Housing conditions came as a shock to many of Joan’s correspondents, particularly for those whose families had owned their own farms or businesses in B.C. Jackie Takahashi describes his new quarters as a “wee shack” of “10’ by 20’”, with no room for anyone to move.3

Not too far from Jackie was Sumi Mototsune, who was sent to live and work on a sugar beet farm near Raymond, Alberta, with her parents, three sisters, and one brother. In a letter from May 30th, 1942, she says of her family's one-room home, “Only mice can have the pleasure of living in here.”

Despite the many difficulties of their new living conditions, we can see the ways that the correspondents and their loved ones fought to build a home. Sumi and her mother ask Joan for flower seeds from British Columbia to populate their home garden. Not long after the comment about only mice enjoying their home, Sumi also writes that her father is crafting a second-room extension to improve their house for their family.

In a much later letter from 1947, Jackie Takahashi notes that he is moving to Brooks, Alberta, to pursue better career opportunities but is hesitant to leave Magrath, the town which had become his home and which he notes is one of the only places in Alberta to grant Japanese Canadians municipal voting rights. He says, "I think when you get to know a place for a while you start to like it even if it is a dead place. Magrath is just a small store on a road but now I hate to leave it."4


Between recollections of backbreaking labour in the beet fields and experiences of discrimination in their new environments, it can be difficult to remember that most of the letter-writers in this exhibit are just teenagers. One of the greatest reminders of the young age of these correspondents, and a reflection of their resilience in spite of ongoing systemic racism, is the enthusiasm with which they write to Joan about their hobbies, passions, and the activities they turn to for fun.

Sports games against rival schools are recounted point by point. The same dance socials are discussed by multiple correspondents, with palpable awkwardness and excitement. Accounts of weekend trips to go swimming and skating at the lakes are written in startling detail. Below, Albert Ohama writes about one of his favourite singers, Bing Crosby.

Image description: Person on skates in unidentified camp. Handwriting on the photo possibly reads Kelly Inouye.5

Music? I think I like Bing the bestest. I like smooth lingering music. Of course I classical [sic] -- but not too classical. One thing I don’t like --yet is that corny cave-man music (racket -- I mean). It actually drives me nuts.

Albert Ohama in Letter to Joan Gillis, August 12, 1942

Correspondents send detailed lists of films seen and songs recently heard on the airwaves to Joan.

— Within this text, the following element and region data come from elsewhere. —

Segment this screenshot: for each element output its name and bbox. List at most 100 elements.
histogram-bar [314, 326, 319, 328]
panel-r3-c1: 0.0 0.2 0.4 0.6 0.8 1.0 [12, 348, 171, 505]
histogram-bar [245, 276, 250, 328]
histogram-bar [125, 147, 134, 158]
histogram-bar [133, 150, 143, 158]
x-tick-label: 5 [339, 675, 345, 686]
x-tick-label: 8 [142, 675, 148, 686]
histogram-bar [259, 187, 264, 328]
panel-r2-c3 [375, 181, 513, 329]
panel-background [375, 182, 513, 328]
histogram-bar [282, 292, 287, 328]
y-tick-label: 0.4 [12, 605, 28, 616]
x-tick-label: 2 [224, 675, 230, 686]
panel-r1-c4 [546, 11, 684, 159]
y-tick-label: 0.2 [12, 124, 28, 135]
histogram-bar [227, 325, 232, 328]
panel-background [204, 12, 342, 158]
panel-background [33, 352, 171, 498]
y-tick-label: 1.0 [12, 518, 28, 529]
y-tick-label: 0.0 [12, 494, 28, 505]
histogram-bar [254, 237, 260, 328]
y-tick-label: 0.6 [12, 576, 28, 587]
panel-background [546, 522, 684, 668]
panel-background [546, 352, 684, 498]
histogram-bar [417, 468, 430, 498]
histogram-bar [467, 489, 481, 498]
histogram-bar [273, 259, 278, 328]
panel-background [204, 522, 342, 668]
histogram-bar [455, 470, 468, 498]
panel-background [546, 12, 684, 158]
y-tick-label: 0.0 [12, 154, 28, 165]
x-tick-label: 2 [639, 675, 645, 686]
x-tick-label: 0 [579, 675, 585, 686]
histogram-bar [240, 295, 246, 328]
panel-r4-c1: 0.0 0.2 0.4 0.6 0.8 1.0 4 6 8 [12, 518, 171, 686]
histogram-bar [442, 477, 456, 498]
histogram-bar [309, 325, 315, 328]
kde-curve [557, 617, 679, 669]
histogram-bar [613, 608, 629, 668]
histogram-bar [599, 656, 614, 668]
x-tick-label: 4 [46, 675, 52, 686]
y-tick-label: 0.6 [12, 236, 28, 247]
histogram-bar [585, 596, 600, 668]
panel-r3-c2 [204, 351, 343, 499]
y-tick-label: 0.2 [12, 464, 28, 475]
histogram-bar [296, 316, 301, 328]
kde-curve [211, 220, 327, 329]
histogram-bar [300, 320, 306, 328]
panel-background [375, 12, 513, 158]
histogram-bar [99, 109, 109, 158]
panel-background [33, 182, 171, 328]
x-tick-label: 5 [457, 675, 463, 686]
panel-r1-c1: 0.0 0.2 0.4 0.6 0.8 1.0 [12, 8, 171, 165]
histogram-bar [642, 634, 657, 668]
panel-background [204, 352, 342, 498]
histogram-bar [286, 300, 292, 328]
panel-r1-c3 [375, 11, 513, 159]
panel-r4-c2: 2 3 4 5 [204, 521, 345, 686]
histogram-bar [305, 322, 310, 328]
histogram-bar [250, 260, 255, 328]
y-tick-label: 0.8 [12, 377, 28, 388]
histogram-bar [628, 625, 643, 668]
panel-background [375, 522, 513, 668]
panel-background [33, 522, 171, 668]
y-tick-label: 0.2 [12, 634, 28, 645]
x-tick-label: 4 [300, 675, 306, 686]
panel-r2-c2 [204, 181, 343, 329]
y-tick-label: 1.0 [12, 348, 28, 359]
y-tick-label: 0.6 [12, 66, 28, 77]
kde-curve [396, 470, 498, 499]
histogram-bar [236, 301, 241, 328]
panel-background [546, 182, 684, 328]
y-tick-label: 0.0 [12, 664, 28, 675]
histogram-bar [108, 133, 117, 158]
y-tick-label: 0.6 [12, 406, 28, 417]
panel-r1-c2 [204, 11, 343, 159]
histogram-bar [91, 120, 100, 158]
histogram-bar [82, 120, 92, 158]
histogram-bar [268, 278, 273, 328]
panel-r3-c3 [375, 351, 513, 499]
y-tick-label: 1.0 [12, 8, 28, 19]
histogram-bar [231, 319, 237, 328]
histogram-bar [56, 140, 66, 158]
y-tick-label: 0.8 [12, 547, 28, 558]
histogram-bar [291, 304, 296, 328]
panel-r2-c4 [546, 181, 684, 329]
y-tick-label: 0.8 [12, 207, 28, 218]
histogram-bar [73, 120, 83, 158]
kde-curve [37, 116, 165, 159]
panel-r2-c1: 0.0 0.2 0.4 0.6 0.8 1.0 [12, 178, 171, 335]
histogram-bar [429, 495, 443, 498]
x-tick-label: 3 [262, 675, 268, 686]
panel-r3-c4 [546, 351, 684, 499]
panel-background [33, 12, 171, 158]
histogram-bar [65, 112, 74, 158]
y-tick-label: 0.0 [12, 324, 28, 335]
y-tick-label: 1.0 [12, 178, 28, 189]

Perhaps more important than entertainment, these films and radio programs represented cultural links to home, a way of relating to a community of which they could no longer physically be a part.

1. Oikawa, Mona. “Economies of the Carceral: The ‘Self-Support’ Camps, Sugar Beet Farms, and Domestic Work.” In Cartographies of Violence: Japanese Canadian Women, Memory, and the Subjects of the Internment, 173. Toronto: University of Toronto Press, 2012.
2. Nakamura, Yoshio. “Richard Yoshio (Dick) Nakamura.” In Honouring Our People: Breaking the Silence, edited by Randy Enomoto, 189. Burnaby, BC: Greater Vancouver Japanese Canadian Citizens’ Association, 2016.
3. Takahashi, Jackie. Correspondence from Jackie Takahashi to Joan Gillis. 10 May 1942. RBSC-ARC-1786-01-24. Joan Gillis fonds. University of British Columbia Library Rare Books and Special Collections, Vancouver, Canada.
4. Takahashi, Jackie. Correspondence from Jackie Takahashi to Joan Gillis. 24 February 1947. RBSC-ARC-1786-01-33. Joan Gillis fonds. University of British Columbia Library Rare Books and Special Collections, Vancouver, Canada.